Na Festa da Exaltação da Santa Cruz, o evangelho nos apresenta a cena central da fé cristã: “Assim como Moisés levantou a serpente no deserto, assim também o Filho do Homem será levantado, para que todo o que nele crer tenha a vida eterna”. A Cruz, sinal de suplício e vergonha, torna-se o trono da glória de Cristo e a fonte da nossa salvação. É nela que se revela o amor de Deus em sua forma mais radical, porque “Deus amou tanto o mundo, que deu o seu Filho unigênito, para que todo o que nele crer não pereça, mas tenha a vida eterna”.
A lógica humana jamais entenderia que a salvação viesse da morte. Para o mundo, a cruz é fracasso, mas para Deus ela é vitória. Naquele madeiro, o pecado foi esmagado, o inimigo foi vencido e a vida eterna foi aberta para nós. A cruz não é apenas o símbolo da fé cristã, mas o caminho que cada discípulo deve abraçar. Cristo não prometeu uma vida sem dores; prometeu que o sofrimento unido ao seu ganha sentido e se transforma em redenção.

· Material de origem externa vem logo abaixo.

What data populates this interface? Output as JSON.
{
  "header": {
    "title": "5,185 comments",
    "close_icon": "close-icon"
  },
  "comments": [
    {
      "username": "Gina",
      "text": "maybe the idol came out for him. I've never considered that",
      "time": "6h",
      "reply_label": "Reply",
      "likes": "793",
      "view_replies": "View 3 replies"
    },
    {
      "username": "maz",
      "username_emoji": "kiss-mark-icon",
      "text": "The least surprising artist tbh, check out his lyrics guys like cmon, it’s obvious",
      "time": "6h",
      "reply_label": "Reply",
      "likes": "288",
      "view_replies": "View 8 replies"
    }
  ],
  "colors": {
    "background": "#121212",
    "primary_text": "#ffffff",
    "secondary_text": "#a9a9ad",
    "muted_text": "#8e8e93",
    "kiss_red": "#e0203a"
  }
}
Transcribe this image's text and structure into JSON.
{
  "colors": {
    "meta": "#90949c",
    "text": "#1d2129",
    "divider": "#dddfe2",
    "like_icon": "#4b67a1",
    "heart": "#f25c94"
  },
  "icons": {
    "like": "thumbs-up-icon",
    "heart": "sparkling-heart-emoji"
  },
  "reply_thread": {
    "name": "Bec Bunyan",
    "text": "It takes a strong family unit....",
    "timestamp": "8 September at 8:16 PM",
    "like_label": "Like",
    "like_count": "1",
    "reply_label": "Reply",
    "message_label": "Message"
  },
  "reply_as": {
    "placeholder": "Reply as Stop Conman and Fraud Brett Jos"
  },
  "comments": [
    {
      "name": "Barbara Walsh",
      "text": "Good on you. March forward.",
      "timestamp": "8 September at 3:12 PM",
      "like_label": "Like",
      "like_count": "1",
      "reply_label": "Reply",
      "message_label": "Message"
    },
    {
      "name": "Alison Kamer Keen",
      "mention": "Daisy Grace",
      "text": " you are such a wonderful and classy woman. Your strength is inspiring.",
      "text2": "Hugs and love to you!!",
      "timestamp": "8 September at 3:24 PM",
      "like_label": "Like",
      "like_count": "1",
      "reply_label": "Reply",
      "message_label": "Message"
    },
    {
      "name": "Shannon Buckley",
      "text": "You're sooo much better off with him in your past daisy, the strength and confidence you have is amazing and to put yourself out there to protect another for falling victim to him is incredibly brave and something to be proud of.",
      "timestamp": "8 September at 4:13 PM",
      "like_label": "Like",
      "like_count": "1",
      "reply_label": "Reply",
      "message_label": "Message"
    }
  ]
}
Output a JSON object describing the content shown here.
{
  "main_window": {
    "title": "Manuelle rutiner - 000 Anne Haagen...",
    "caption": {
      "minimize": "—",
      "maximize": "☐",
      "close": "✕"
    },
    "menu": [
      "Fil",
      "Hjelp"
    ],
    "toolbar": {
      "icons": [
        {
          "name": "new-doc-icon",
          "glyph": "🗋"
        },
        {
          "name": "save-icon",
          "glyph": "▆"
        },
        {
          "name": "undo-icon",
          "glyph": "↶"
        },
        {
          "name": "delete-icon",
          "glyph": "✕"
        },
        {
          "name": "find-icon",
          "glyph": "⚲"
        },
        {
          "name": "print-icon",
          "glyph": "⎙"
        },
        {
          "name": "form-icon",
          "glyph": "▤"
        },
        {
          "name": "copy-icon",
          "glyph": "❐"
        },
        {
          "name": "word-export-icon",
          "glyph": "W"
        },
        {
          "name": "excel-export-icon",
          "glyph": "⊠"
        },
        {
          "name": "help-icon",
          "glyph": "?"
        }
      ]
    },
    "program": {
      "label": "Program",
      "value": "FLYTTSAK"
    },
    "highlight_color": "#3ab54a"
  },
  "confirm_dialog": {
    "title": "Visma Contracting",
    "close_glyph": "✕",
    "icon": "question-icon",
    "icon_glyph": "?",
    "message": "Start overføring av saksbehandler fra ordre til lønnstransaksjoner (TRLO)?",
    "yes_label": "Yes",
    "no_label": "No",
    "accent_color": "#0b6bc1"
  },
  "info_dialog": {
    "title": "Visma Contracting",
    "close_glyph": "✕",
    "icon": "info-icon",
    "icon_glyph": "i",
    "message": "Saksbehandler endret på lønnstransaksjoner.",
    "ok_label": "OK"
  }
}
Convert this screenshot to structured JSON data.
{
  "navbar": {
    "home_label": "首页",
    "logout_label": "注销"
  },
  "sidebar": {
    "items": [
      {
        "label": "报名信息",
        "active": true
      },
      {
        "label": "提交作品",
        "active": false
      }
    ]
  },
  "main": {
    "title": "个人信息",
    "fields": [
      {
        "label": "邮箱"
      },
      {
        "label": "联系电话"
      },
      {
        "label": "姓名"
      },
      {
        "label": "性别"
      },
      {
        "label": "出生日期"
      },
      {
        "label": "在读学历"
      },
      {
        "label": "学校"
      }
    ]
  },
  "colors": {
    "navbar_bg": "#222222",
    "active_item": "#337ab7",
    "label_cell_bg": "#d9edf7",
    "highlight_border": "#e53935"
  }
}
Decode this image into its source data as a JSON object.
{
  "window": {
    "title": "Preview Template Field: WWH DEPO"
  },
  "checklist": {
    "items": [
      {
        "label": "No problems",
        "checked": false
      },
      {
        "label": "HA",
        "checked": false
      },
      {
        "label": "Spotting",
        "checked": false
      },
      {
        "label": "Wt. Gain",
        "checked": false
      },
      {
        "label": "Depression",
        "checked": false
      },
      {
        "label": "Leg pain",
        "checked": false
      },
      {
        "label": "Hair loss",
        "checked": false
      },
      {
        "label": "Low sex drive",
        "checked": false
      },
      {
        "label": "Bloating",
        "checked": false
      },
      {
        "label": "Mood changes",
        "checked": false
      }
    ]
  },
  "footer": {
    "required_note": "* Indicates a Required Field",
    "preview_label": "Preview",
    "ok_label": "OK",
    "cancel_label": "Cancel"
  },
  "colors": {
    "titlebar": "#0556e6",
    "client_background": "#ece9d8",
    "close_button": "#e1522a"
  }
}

Contemplar a cruz é compreender que o amor não se mede por palavras, mas pela entrega. Não foi uma vitória aparente, mas a vitória definitiva. É diante dela que a soberba do homem se quebra e sua esperança renasce. Quem olha para a cruz com fé não vê apenas um condenado, mas o Filho de Deus que se fez servo, que nos amou até o extremo e que nos chama a seguir o mesmo caminho de doação.
Hoje, somos convidados não apenas a venerar a cruz com devoção exterior, mas a exaltá-la em nossa vida. Isso significa abraçar nossas dores, dificuldades e perseguições sem revolta, mas com confiança, sabendo que Deus pode transformar até o que parece derrota em fonte de vida. A cruz está no centro da nossa fé porque nela o céu se uniu à terra, a miséria do homem encontrou a misericórdia de Deus e a morte foi vencida pela vida.
Exaltar a Santa Cruz é proclamar diante do mundo que o amor é mais forte que o ódio, que a vida é mais forte que a morte, e que a vitória pertence a Cristo crucificado e ressuscitado. Diante dela, só há duas opções: rejeitar o amor que salva ou entregar-se a ele com fé. O cristão verdadeiro escolhe a segunda, porque sabe que “quem crê no Filho tem a vida eterna”.